Publicacao/Comunicacao
Intimação - decisão
DECISÃO
AUTOR: MARIA JANUARIA DOS SANTOS
REU: SEBRASEG CLUBE DE BENEFICIOS S E N T E N Ç A EMENTA: AÇÃO ORDINÁRIA DE REPARAÇÃO POR DANOS MORAIS E MATERIAIS. AÇÃO AJUIZADA FORA DO DOMICÍLIO DA AUTORA E DO RÉU. AUSÊNCIA DE PREVISÃO CONTRATUAL E LEGAL. ESCOLHA DO DOMICÍLIO DE FORMA ALEATÓRIA PELA PARTE AUTORA. IMPOSSIBILIDADE. INCOMPETÊNCIA RECONHECIDA DE OFÍCIO. EXTINÇÃO DO PROCESSO SEM RESOLUÇÃO DO MÉRITO, NOS TERMOS DO ART. 485, IV DO CPC. Cada demanda é regida por norma de caráter processual que previamente estabelece qual o Juízo competente para processá-la e julgá-la.

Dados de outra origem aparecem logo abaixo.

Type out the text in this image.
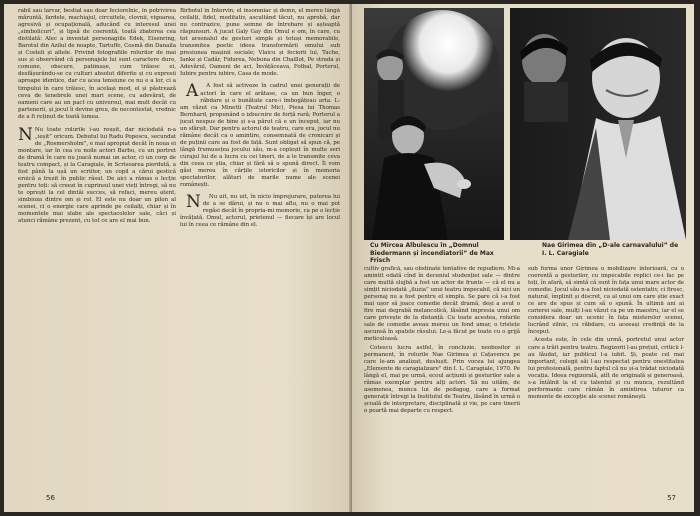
rabil sau larvar, bestial sau doar feciorelnic, în potrivirea măruntă, fardele, machiajul, circuitele, clovnii, vigoarea, agresivă și ocupațională, aducând cu interesul unei „simbolicuri”, și lipsă de coerentă, toată zbaterea cea distilată: Alec a inventat personagiile Edek, Eisenring, Barotul din Azilul de noapte, Tartuffe, Cosmă din Danaila și Costeli și altele. Privind fotografiile rolurilor de mai sus și observând că personajele lui sunt caractere dure, comune, obscure, patimașe, cum trăiesc ei, desfășurându-se cu culturi absolut diferite și cu expresii aproape identice, dar cu acea tensiune ce nu e a lor, ci a timpului în care trăiesc, în același mod, el și păstrează ceva de tenebrele unei mari scene, cu adevărat, de oameni care au un pact cu universul, mai mult decât cu partenerii, și jocul îi devine greu, de necontestat, vrednic de a fi reținut de toată lumea.

N Nu toate rolurile i-au reușit, dar niciodată n-a „ieșit” oricum. Debutul lui Radu Popescu, secundat de „Rosmersholm”, e mai apropiat decât în noua ei montare, iar în cea cu noile actori Barbu, cu un portret de dramă în care nu joacă numai un actor, ci un corp de teatru compact, și la Caragiale, în Scrisoarea pierdută, a fost până la ușă un scriitor, un copil a cărui gestică eroică a trezit în public râsul. De aici a rămas o lecție pentru toți: să creezi în cuprinsul unei vieți întregi, să nu te oprești la cel dintâi succes, să refaci, mereu atent, simbioza dintre om și rol. El este nu doar un pilon al scenei, ci o energie care aprinde pe ceilalți, chiar și în momentele mai slabe ale spectacolelor sale, căci și atunci rămâne prezent, cu tot ce are el mai bun.

Birbotul în Intervin, el insomniac și demn, el mereu lângă ceilalți, fidel, meditativ, ascultând tăcut, nu aprobă, dar nu contrazice, pune semne de întrebare și așteaptă răspunsuri. A jucat Galy Gay din Omul e om, în care, cu tot arsenalul de gesturi simple și totuși memorabile, transmitea poetic ideea transformării omului sub presiunea mașinii sociale; Vlaicu și feciorii lui, Tache, Ianke și Cadâr, Fidurea, Nebuna din Chaillot, Pe strada și Adevărul, Oameni de aci, Învățăceava, Fotbal, Porterul, Iubire pentru iubire, Casa de mode.

A A fost să activeze în cadrul unei generații de actori în care el arătase, ca un bun înger, o răbdare și o bunătate care-i îmbogățeau arta. L-am văzut ca Minetti (Teatrul Mic), Piesa lui Thomas Bernhard, propunând o izbucnire de forță rară; Porterul a jucat nespus de bine și s-a părut că e un început, iar nu un sfârșit. Dar pentru actorul de teatru, care era, jocul nu rămâne decât ca o amintire, consemnată de cronicari și de puținii care au fost de față. Sunt obligat să spun că, pe lângă frumusețea jocului său, m-a copleșit în multe seri curajul lui de a lucra cu cei tineri, de a le transmite ceva din ceea ce știa, chiar și fără să o spună direct. Îl vom găsi mereu în cărțile istoricilor și în memoria spectatorilor, alături de marile nume ale scenei românești.

N Nu uit, nu uit, în nicio împrejurare, puterea lui de a se dărui, și nu o mai aflu, nu o mai pot regăsi decât în propria-mi memorie, ca pe o lecție învățată. Omul, actorul, prietenul — fiecare își are locul lui în ceea ce rămâne din el.

56
Cu Mircea Albulescu în „Domnul Biedermann și incendiatorii” de Max Frisch
Nae Girimea din „D-ale carnavalului” de I. L. Caragiale

cultiv grafică, sau obstinate tentative de repudiere. Mi-a amintit odată cînd în deceniul studenției sale — dintre care multă slujbă a fost un actor de frunte — că el nu a simțit niciodată „iluzia” unui teatru impecabil, că nici un personaj nu a fost pentru el simplu. Se pare că i-a fost mai ușor să joace comedie decât dramă, deși a avut o fire mai degrabă melancolică, lăsând impresia unui om care privește de la distanță. Cu toate acestea, rolurile sale de comedie aveau mereu un fond amar, o tristețe ascunsă în spatele râsului. Le-a făcut pe toate cu o grijă meticuloasă.

Cotescu lucra astfel, în concluzie, neobositor și permanent, în rolurile Nae Girimea și Cațavencu pe care le-am analizat, deslușit. Prin vocea lui ajungea „Elemente de caragializare” din I. L. Caragiale, 1970. Pe lângă el, mai pe urmă, ecoul acțiunii și gesturilor sale a rămas exemplar pentru alți actori. Să nu uităm, de asemenea, munca lui de pedagog, care a format generații întregi la Institutul de Teatru, lăsând în urmă o școală de interpretare, disciplinată și vie, pe care tinerii o poartă mai departe cu respect.

sub forma unor Girimea o mobilizare interioară, cu o coerentă a gesturilor, cu impecabile replici ce-i fac pe toți, în afară, să simtă că sunt în fața unui mare actor de comedie. Jocul său n-a fost niciodată ostentativ, ci firesc, natural, împlinit și discret, ca al unui om care știe exact ce are de spus și cum să o spună. În ultimii ani ai carierei sale, mulți l-au văzut ca pe un maestru, iar el se considera doar un ucenic în fața misterelor scenei, lucrând zilnic, cu răbdare, cu aceeași credință de la început.

Acesta este, în cele din urmă, portretul unui actor care a trăit pentru teatru. Regizorii l-au prețuit, criticii l-au lăudat, iar publicul l-a iubit. Și, poate cel mai important, colegii săi l-au respectat pentru onestitatea lui profesională, pentru faptul că nu și-a trădat niciodată vocația. Ideea regizorală, atît de originală și generoasă, s-a întâlnit la el cu talentul și cu munca, rezultând performanțe care rămân în amintirea tuturor ca momente de excepție ale scenei românești.

57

Havendo renúncia, pelo autor, ao foro do seu domicílio, deve optar pelo foro do domicílio do réu, em atendimento à norma imperativa do Código de Processo Civil, sendo-lhe defeso, sem qualquer fundamento legal ou contratual, escolher, aleatoriamente, a Comarca onde deseja litigar, sob pena de ofensa ao princípio do juiz natural.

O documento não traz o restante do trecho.